Not a romantic death
not a beautiful death
not the mystical death
nor yet the believer’s death
which Bach sings about in his cantata
Come, Thou Lovely Hour of Dying.
Not death as a beginning
of a new life
but death as an ultimate end
death that naturally results from a
lived life
the humdrum death
that most of us
die and will die.
This melancholy reflection taking place s Espedal contemplates the death of his lover’s love for him, the fact that she now lives, and loves, another, an ex-friend of Espedal’s, somebody he contemplates physically harming. He reads some letters, and the narrative shifts to the third person, Espedal is observing himself:
Some letters he reads
over and over again
it’s peculiarly painful
to read
the letters she wrote
when she loved him.
I have never and will never
love anyone like I love you
he reads
over and over again
as if the letters have the power
to conjure up
her love
many years after
she stopped loving him.
An examination of Espedal’s life, where his views on “climate change and catastrophe” sit alongside his “daily devastations” where the melancholic reflections are often seen through the bottom of a glass (or more to the point a number of bottles). The opening two lines of this book are:
I want to write a book about the seasons
spring autumn summer winter
And he’s only managed to have two sections, spring and autumn, is this an unfinished work or does an examination of love, love lost and death suffice? As per his previous works Tomas Espedal has managed to present an awkward examination of a flawed human, his journey through his relationships, with not only his ex-lover Janne, but also his daughter, his father.
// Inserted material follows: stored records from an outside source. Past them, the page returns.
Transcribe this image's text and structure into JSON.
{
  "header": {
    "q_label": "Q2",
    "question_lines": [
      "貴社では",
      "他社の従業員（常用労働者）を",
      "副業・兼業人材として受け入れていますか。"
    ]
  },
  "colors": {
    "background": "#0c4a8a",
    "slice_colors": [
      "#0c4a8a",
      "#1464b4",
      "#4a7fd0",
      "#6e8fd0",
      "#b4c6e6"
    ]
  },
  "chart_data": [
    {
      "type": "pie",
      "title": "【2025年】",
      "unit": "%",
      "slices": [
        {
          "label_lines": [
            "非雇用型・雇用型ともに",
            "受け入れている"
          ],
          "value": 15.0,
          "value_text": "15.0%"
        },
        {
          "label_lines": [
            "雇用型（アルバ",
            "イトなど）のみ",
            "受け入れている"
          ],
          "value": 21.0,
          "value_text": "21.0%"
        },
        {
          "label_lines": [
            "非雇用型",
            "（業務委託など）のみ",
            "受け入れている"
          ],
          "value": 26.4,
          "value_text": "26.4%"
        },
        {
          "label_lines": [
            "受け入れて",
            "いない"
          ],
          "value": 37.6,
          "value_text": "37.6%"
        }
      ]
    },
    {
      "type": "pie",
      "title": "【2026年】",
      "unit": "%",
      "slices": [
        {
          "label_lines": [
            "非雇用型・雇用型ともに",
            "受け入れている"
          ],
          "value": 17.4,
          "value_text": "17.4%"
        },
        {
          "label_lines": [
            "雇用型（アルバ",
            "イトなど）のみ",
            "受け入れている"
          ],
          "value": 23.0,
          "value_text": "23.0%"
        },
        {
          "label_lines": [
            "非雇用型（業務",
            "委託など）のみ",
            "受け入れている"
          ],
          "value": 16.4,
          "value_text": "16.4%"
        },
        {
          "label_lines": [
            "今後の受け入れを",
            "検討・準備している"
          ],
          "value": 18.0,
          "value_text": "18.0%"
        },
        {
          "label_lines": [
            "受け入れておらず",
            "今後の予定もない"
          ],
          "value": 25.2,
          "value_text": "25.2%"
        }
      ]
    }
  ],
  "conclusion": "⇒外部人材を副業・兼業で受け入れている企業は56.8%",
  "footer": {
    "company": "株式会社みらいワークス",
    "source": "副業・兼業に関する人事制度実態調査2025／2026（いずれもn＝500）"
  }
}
Another interesting work in the sequence exploring what it is to be human, he may have said that he wanted to write a final book on “death”, but the book that came after this one is titled ‘Elsken’ (‘Love’), it appears as though he can’t let it go (this title is yet to be translated into English).
The Year by Tomas Espedal is translated by James Anderson and published by Seagull Books, my copy is a personal copy.